IBM Adds ‘Traffic Cop’ Feature to WebSphere

IBM Monday unveiled a new grid computing software feature to its WebSphere application server that automatically monitors application workloads and routes traffic from one server to another in order to balance their workloads.

In what the Armonk, N.Y. company has described as a “traffic cop-like” product, the feature allows a cluster consisting of many servers — from dozens to hundreds — to operate as a single environment that adapts to changes on the fly akin. This is akin to grid computing, where disparate computers and systems can become one integrated computing system.

Big Blue said this feature can improve network performance by avoiding missed server connections. Analysts expect to see many such features from IBM in the wake of its company-wide e-business in-demand strategy. Rivals such as Sun Microsystems, HP, Microsoft, Veritas and Computer Associates have embarked on similar strategies.

IBM added the feature to WebSphere because it said current server clusters in data centers often do not handle unexpected workload changes. Because IT managers need to avoid network bottlenecks and keep users connected, they usually plan for great spikes in demand but realize the potential of their servers aren’t reached.

This goes to the heart of a major concern of enterprises needing IT infrastructure today — they want to bolster return-on-investment (ROI) with whatever equipment they do own or plan to buy.

Dan Powers, vice president of grid computing strategy at IBM, said customers had asked for the ability to balance WebSphere workloads in a dynamic fashion, so that’s what IBM provided.

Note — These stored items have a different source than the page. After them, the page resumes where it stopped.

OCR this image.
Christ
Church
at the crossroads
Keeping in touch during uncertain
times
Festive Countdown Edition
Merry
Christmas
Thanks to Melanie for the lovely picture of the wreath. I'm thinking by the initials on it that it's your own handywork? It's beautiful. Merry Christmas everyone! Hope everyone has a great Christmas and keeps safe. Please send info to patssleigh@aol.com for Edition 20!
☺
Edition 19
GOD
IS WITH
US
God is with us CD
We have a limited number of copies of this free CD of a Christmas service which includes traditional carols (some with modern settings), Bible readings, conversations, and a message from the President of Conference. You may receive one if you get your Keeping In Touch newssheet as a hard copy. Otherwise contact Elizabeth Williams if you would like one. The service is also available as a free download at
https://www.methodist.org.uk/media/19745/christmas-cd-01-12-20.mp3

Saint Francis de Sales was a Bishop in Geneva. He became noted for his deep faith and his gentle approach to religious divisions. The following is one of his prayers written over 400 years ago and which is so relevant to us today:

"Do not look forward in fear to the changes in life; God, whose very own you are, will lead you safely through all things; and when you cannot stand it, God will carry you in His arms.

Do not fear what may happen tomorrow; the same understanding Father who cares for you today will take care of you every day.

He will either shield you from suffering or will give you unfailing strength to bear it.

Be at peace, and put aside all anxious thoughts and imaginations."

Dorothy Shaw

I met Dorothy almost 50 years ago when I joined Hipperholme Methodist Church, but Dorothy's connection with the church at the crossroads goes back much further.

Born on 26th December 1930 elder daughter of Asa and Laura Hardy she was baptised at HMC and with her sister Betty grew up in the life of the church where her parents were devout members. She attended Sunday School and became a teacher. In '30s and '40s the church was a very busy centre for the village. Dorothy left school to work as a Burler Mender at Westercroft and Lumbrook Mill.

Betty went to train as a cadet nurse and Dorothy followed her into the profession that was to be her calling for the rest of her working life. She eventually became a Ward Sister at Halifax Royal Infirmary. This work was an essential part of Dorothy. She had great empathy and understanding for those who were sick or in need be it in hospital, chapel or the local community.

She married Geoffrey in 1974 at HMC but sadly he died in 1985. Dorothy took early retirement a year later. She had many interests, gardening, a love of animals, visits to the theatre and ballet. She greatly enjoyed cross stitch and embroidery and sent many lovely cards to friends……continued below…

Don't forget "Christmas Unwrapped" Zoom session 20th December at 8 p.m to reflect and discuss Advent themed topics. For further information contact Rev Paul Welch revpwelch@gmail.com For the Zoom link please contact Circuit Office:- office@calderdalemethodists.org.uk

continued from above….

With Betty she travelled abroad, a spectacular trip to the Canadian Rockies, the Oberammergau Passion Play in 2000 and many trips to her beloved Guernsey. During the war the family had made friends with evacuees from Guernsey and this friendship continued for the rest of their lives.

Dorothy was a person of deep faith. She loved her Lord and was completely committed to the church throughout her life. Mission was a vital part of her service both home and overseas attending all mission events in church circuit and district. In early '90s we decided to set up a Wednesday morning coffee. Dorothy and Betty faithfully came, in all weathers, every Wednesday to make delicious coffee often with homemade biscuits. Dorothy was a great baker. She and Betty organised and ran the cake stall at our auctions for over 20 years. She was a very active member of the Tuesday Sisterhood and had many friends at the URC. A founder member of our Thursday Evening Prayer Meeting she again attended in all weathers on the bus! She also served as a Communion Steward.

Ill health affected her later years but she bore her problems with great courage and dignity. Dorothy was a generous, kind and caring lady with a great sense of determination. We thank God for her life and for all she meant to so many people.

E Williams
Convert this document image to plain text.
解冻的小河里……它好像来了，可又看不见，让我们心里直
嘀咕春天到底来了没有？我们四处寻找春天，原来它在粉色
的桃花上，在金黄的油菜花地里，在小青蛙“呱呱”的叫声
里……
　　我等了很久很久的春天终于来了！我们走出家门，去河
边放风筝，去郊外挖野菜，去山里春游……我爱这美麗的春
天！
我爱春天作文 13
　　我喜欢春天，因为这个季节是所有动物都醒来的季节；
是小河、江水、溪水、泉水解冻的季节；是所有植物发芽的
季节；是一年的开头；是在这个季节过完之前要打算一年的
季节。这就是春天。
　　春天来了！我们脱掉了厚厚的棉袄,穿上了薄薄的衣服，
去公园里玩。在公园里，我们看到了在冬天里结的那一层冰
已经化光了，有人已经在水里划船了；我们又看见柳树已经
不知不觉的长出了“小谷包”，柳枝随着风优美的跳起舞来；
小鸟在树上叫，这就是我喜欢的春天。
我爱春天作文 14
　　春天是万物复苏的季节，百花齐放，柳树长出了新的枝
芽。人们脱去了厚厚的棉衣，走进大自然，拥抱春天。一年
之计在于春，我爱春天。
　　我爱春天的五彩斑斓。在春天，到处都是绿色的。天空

Powers said one example where the “traffic cop tool” might be useful is for a financial company that offers online trading. The company might have risk management software running in parallel fashion. With their business policy, they could take on more workloads when it isn’t busy with online trading.

“The availability of grid computing on the WebSphere platform is the first tangible product to deliver on IBM’s On Demand Operating Environment (ODOE) strategy,” said Summit Strategies analyst Mary Johnston Turner. “ODOE is a multi-year effort to tie all IBM products together in a highly dynamic autonomic operating environment where many decisions about provisioning, workload balancing and resource prioritization across multiple servers and systems can be executed automatically, on the fly, in response to changing business requirements. The WebSphere announcement is a down payment on this ambitious ODOE promise.”

Turner said IBM has been one of the firms leading the charge on moving grid into mainstream commercial applications and IT management solutions.

“But the next 6-12 months will tell us whether anyone outside the high performance technical computing market is following,” she said. “When we see major commercial ISVs and third party hardware companies announcing their support for grid we’ll have proof that IBM is on the right track in betting on grid’s ability to serve the broader commercial market.”

More broadly, Powers said features like the grid computing tool come from IBM’s mainframe experience, where software features of mainframe operating systems help the machines operate as much as 70 percent of their total capacity. He also said customers can expect to see more features added to improve WebSphere’s functionality down the road, including more parallel processes.

Future versions of IBM WebSphere will extend the “traffic cop” capability to disparate parts of a company and coordinate clusters of servers running heterogeneous business applications, rather than just single clusters running a particular application such as online trading.

WebSphere Application Server v5.0.2 enterprise edition is available July 25 for $30,000 per processor, and includes one free year of maintenance and services.

Separately, IBM Monday said it has made some improvements to its iSeries line of eServers, including a 5/8-way option with On/Off Capacity on Demand to the iSeries 870. The new option geared for customers adding transaction workloads or upgrading from AS/400 740 or i830 servers.

In conjunction with that, Big Blue also added two new iSeries servers built for on demand environments: the iSeries for Capacity BackUp and the iSeries for High Availability. The former is designed for companies requiring an off-site, stand-by server for disaster recovery. The latter is targeted at companies that require always-on high availability clustering.